OpenAI has announced o3, a new AI model that achieves breakthrough performance in complex reasoning tasks. A cost-effective mini version is set to launch in late January 2025, followed by the full version.
OpenAI's new o3 model represents a significant leap forward in AI capabilities, particularly in how it approaches problem-solving. Like its just released predecessor o1, o3 takes more time and computing power to work through problems, using a complex reasoning process to reach solutions.
o3 sets records across key benchmarks. Using standard computing power, o3 achieves 75.7 percent on the AGI benchmark ARC Prize, jumping to 87.5 percent with increased resources.

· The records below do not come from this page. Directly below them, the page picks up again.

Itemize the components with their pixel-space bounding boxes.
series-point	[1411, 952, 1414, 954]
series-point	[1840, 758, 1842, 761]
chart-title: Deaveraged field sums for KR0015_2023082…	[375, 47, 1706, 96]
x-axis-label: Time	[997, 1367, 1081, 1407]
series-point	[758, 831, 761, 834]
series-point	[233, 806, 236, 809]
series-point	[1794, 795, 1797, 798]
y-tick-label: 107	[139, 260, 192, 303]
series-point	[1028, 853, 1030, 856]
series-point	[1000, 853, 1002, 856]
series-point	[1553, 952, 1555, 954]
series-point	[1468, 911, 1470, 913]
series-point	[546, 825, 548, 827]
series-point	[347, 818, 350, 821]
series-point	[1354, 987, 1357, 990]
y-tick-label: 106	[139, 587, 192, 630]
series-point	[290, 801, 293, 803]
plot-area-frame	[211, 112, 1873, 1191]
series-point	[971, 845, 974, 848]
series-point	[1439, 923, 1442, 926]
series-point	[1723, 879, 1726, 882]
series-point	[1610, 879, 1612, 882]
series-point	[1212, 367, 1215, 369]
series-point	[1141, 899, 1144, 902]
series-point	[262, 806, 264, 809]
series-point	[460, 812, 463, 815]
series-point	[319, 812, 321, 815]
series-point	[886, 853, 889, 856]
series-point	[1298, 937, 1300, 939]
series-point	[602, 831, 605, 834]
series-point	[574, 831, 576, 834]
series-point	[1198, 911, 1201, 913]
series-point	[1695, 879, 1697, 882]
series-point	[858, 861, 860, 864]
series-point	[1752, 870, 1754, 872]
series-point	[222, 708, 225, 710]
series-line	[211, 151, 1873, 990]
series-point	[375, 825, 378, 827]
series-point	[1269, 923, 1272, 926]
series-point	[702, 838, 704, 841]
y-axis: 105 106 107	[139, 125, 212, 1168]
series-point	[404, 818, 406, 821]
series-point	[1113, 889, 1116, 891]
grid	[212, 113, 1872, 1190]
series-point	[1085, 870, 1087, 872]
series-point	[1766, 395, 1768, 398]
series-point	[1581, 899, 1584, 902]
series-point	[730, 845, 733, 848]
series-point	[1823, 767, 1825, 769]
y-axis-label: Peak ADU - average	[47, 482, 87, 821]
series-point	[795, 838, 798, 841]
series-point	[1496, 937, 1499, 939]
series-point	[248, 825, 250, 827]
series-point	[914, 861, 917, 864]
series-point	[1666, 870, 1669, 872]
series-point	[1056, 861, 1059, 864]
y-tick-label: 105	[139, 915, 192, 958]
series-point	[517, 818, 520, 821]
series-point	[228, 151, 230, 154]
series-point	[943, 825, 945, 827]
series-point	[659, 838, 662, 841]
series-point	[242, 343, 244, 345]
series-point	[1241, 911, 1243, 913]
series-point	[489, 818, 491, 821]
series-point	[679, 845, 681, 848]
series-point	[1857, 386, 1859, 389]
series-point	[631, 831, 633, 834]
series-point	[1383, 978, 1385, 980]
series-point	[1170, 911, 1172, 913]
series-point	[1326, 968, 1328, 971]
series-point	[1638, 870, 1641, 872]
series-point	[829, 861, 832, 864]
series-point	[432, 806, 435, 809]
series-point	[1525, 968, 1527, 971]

The ARC benchmark is considered an indicator of progress toward artificial general intelligence (AGI).
In mathematics, o3's performance is particularly striking. The model nearly aced the 2024 American Mathematical Olympiad (AIME), solving 96.7 percent of problems and missing just one question. On EpochAI's notoriously difficult Frontier Math Benchmark, o3 scored 25.2 percent - a massive improvement over previous models that couldn't break 2 percent.
The system shows similar gains in other areas. Software task accuracy improved by 20 percent compared to o1, reaching 71.7 percent. In competitive programming, o3 achieved a Codeforces score of 2727, surpassing OpenAI's Chief Scientist's score of 2665.
For PhD-level science questions in the GPT Diamond Benchmark, o3 scored 87.7 percent, well above the roughly 70 percent average for PhD experts in their fields, according to OpenAI.
The cost of reasoning
François Chollet, who developed the ARC benchmark, describes o3's performance as "a surprising and important step-function increase in AI capabilities."
What makes o3 different, Chollet explains, is how it approaches problems. Unlike traditional language models that mainly retrieve stored patterns, o3 creates new programs in real-time to solve unfamiliar challenges.
According to Chollet, the system appears to work similarly to Google DeepMind's AlphaZero chess program, methodically searching through possible solutions until it finds the right approach. This thorough process explains why o3 needs so much computing power - it processes up to 33 million tokens for a single task.
This intensive token processing comes with significant costs compared to current AI systems. The high-efficiency version runs about $20 per task, which adds up quickly - $2,012 for 100 test tasks, or $6,677 for the full set of 400 public tasks (averaging about $17 per task).
The low-efficiency version demands even more resources - 172 times more computing power than the high-efficiency version. While OpenAI hasn't revealed the exact costs, testing shows this version processes between 33 and 111 million tokens and requires about 1.3 minutes of computing time per task.
Not quite AGI
Despite these impressive results, Chollet emphasizes that o3 isn't yet artificial general intelligence. The system still struggles with some basic tasks and shows fundamental differences from human intelligence.
True AGI, he explains, will only arrive when we can no longer create tasks that humans find easy but AI finds difficult.
With o3 pushing the limits of the current ARC benchmark, Chollet has announced a more challenging successor for 2025. Early tests suggest o3 will only achieve around 30 percent on ARC-AGI-2, while humans without special training can solve about 95 percent of its tasks.
o3-Mini version coming soon
OpenAI plans to release a more affordable o3 mini version in late January 2025, followed by the full version. The mini version will offer three speed settings (low, medium, and high) and outperforms o1 even at medium settings, while being both faster and more cost-effective.
During a live demo, OpenAI showed o3 mini generating and executing code independently, including creating a Python script that built a user interface for self-evaluation on a dataset. The mini version also supports API functions like function calls and structured outputs, matching or exceeding o1's capabilities in these areas.
Before release, OpenAI is launching a safety testing program, with applications open until January 10. The company is also introducing "Deliberative Alignment," a new safety approach that uses the model's reasoning abilities to establish better safety boundaries. As for the name, OpenAI chose "o3" because they had to skip "o2" out of consideration for the telecommunications company O2.